Irony in Mark


Pastor Kim Riddlebarger discusses the irony we find in the Gospel of Mark:

The irony here is important to understand because this proves Jesus’ point made back in the previous verses of chapter 7. The biblical distinction between clean and unclean has to do with the condition of the sinful human heart (which renders all people, Jew and Gentile alike, unclean), and not with the faulty conception held by the Pharisees that righteousness is a matter of what we eat and drink and how we wash our hands. Throughout the cities of Tyre and Sidon and the region of the Decapolis there are pagan and godless Gentiles–people whom the Pharisees and teachers of the law regarded as unclean and therefore beneath contempt. A number of these people come to faith in Jesus, who is Israel’s Messiah and yet who is hated by many of those he came to save. Again, we miss much in Mark’s gospel if we fail to see that the irony throughout this gospel is both thick and intentional. 

Another thing we need to remember as we work our way through this “Gentile mission” section of Mark’s gospel is the unanswered question, “just who, exactly, is Jesus?” In the opening chapters of Mark, so far, we gotten the following answers to that question. His own family thinks he’s crazy. The people of his home town mock him as the carpenter and the son of Mary. The people of Israel are debating this matter. Some think Jesus is John the Baptist come back to life–Herod Antipas, king of Israel included. Some think he’s Elijah (probably the followers of John the Baptist). Others think he is one of the prophets, come back to life. Those who watched him feed 5000 people in the wilderness picked up on the messianic symbolism of that event and were trying to make Jesus king. The scribes, Pharisees and teachers of the law, hate Jesus and were already plotting to kill him. They’ve said that Jesus is demon-possessed, a sorcerer and a false teacher. And then there are the disciples, who, as Mark puts it in the previous chapter, are still hard of heart and just plain don’t get it. Amazingly, the only group so far to recognize Jesus are the demons who identify him as the Son of God–more irony! 
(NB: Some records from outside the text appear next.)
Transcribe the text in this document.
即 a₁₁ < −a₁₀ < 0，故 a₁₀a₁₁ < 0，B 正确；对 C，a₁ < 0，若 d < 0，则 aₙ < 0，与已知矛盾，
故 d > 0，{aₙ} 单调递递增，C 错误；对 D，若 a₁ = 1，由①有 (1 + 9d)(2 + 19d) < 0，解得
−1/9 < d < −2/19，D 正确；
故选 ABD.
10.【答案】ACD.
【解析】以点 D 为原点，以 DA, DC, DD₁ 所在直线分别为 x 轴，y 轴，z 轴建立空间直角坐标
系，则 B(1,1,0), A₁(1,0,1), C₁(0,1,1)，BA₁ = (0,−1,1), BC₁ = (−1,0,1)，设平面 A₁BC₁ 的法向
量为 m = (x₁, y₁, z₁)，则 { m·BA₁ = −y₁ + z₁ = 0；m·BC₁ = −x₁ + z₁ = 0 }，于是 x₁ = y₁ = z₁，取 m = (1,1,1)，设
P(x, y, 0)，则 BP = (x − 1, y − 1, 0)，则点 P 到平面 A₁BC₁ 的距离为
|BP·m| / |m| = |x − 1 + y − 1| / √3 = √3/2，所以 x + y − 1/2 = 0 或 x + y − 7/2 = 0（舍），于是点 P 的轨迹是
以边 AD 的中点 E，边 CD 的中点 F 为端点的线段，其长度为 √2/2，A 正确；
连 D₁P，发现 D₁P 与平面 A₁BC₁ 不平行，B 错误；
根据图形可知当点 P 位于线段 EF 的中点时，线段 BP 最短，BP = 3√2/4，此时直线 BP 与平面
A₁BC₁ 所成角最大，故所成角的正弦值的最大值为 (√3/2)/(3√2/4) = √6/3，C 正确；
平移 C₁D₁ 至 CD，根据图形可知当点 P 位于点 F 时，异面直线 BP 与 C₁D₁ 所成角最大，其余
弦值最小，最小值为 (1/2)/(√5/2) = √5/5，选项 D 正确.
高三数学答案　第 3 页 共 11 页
So, in light of all of this, Jesus will leave Israel for a time for a number of unspecified reasons. But yet there are some good guesses as to why Jesus would do this, considering everything which has gone on so far. Leaving the area would certainly allow the messianic speculation and the tension with the Jewish religious leaders to die down–Jesus knows that his hour has not yet come. From what we can gather from Mark’s “nothing but the facts” description, Jesus will also use this time away from the crowds and on-lookers to rest, regain his strength and to pray. And then there is the most important reason, Jesus will use this time to fulfill messianic prophecy and preach the gospel to the Gentiles–a light will dawn in distant islands.